李元婴说道:“先生一步步把阿卜固逼了出来。”
一群人默然。
当夜就寻了一片平地宿营。
看着营地成型,贾平安策马出去。
“我觉着周围有人。”
贾平安说道。
他看了魏青衣一眼,“青衣,你来看看。”
魏青衣木然道:“我还不能感觉的那么远。”
我的五感再灵敏,可也不能察觉到那么远的距离。
“你没修炼过。”
魏青衣也不管李元婴,包东雷洪等人都在一边,说道:“五感敏锐者能察觉敌意,所以有些人能突然感觉到周遭有人。可这里举目看去……少说能看到两里地之外,哪来的人?”
这是从修炼的角度阐述了五感的距离问题。
难道我的感觉错了?
贾平安眯着眼,可心中却生出了些被人窥探的感觉。
“有人在窥探我们。”
他再度说道。
魏青衣微微蹙眉。
贾平安吩咐道:“斥候出发。”
几队斥候出了营地,旋即在左右和前方巡查。
“呜……”
不过是一刻钟,悠长的牛角号传来。
“发现敌军!”
韩元良急匆匆的跑出来,“敌军在何处?”
“左侧!”
包东上马,贾平安摇头,“只是窥视,无需去。”
“他们回来了。”
左侧的斥候带来了一具尸骸。
“是契丹人!”
“装备挺不错。”
“多少人?”李元婴问道。
“十余人。”
韩元良问道:“可是在一侧窥探?”
“是。”
贾平安转身进去。
韩元良赞道:“你等斥候此次敏锐,当请功。”
他发现斥候们和李元婴等人都在看着进去的贾平安。
“是国公的吩咐。
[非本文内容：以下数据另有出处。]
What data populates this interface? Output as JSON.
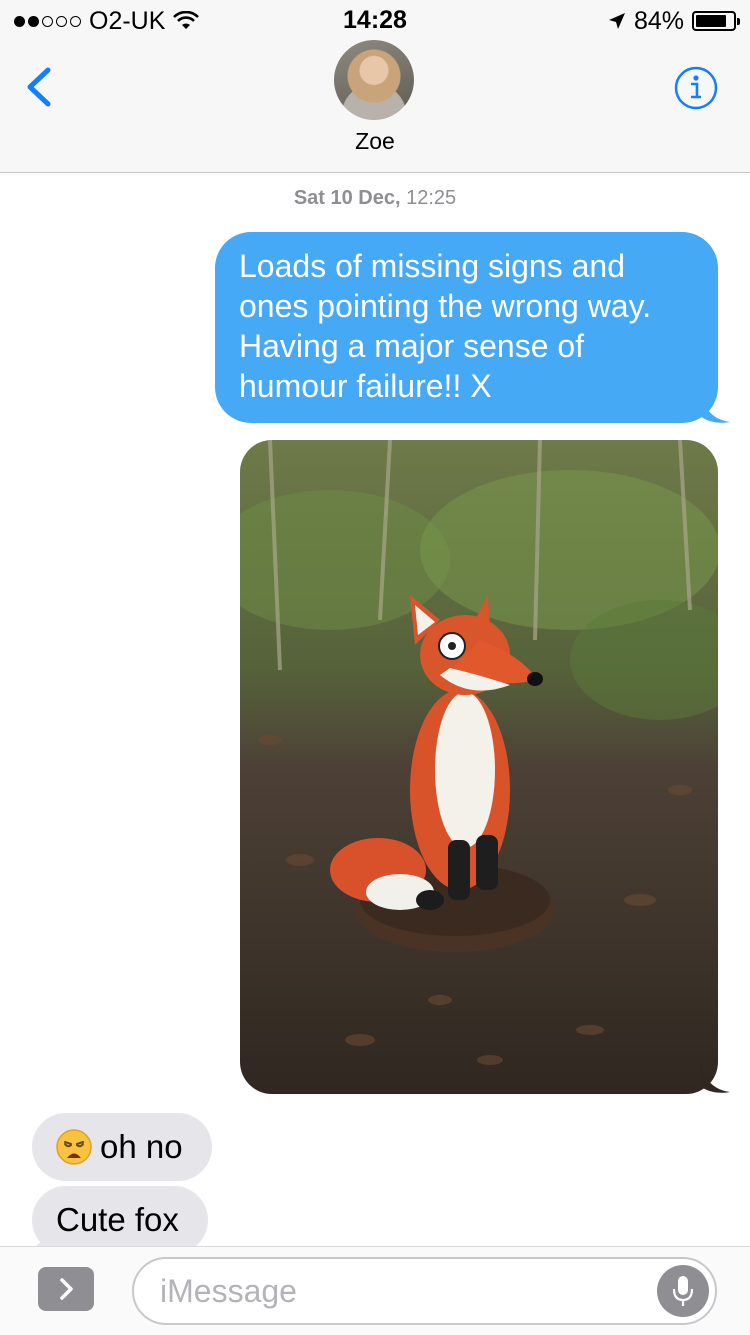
{
  "status_bar": {
    "carrier": "O2-UK",
    "signal_filled": 2,
    "signal_total": 5,
    "time": "14:28",
    "battery": "84%",
    "battery_level": 0.84
  },
  "header": {
    "contact_name": "Zoe",
    "back_icon": "chevron-left-icon",
    "info_icon": "info-icon"
  },
  "conversation": {
    "timestamp_day": "Sat 10 Dec,",
    "timestamp_time": "12:25",
    "messages": [
      {
        "direction": "outgoing",
        "type": "text",
        "text": "Loads of missing signs and ones pointing the wrong way. Having a major sense of humour failure!! X"
      },
      {
        "direction": "outgoing",
        "type": "photo"
      },
      {
        "direction": "incoming",
        "type": "text",
        "emoji": "weary-face",
        "text": "oh no"
      },
      {
        "direction": "incoming",
        "type": "text",
        "text": "Cute fox"
      }
    ]
  },
  "composer": {
    "placeholder": "iMessage",
    "value": "",
    "apps_icon": "chevron-right-icon",
    "mic_icon": "microphone-icon"
  },
  "colors": {
    "accent": "#157efb",
    "outgoing_bubble": "#45a9f6",
    "incoming_bubble": "#e5e5ea"
  }
}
”
贾平安回到了自己的帐内。
他需要判断阿卜固的行踪。
地图打开,边上放一张纸,炭笔在手。
开始计算。
“先生,你如何断定有人窥探。”
“国公可是修炼过吗?”
贾平安摇摇头,炭笔不断在纸上写画,众人一看全是自己看不懂的线条。
“那些溃兵寻到阿卜固需要五日到六日,阿卜固做出决断需要多久?三种可能,当机立断,其二,他需要召集麾下的头领商议,那么半日;其三便是那些头领不在,那么决断需要三日以上……”
贾平安写写画画。
“可阿卜固正准备起兵,所以我断定那些头领和军队就在阿卜固的周围,如此他定然是当机立断。”
“五日消息传到,随即出兵。”
贾平安开始计算。
“若是按照快速来计算,阿卜固前日就该和我军接触了。”
“他们都是骑兵,自然快。”韩元良说道。
“我赌他忌惮我,所以一路小心谨慎,特别是夜里,估摸着是枕戈待旦,就怕被我夜袭。”
贾平安笑了起来。
“如此他只能在今日或是明日接触我军。”
贾平安写了一个2。
前面是一串数字和符号,包括等号。
“这是什么?”
魏青衣问道。
贾平安说道:“算术。”
李元婴拿起这张纸。
“这是方程式。”
“嗯。”
贾平安打开了在进入饶乐都督府之前收到了最后一封家书。
“什么方程式?”
众人围拢过来。
李元婴说道:“这便是算术中的手段,你等看看,这里是几种条件,五日,六日……”
——阿耶,长安下雪了。
笔迹很稚嫩,是兜兜写的信。
从去年开始,兜兜就喜欢为家人充当文书,比如说要写什么呀,或是要记录什么呀,来找我呀!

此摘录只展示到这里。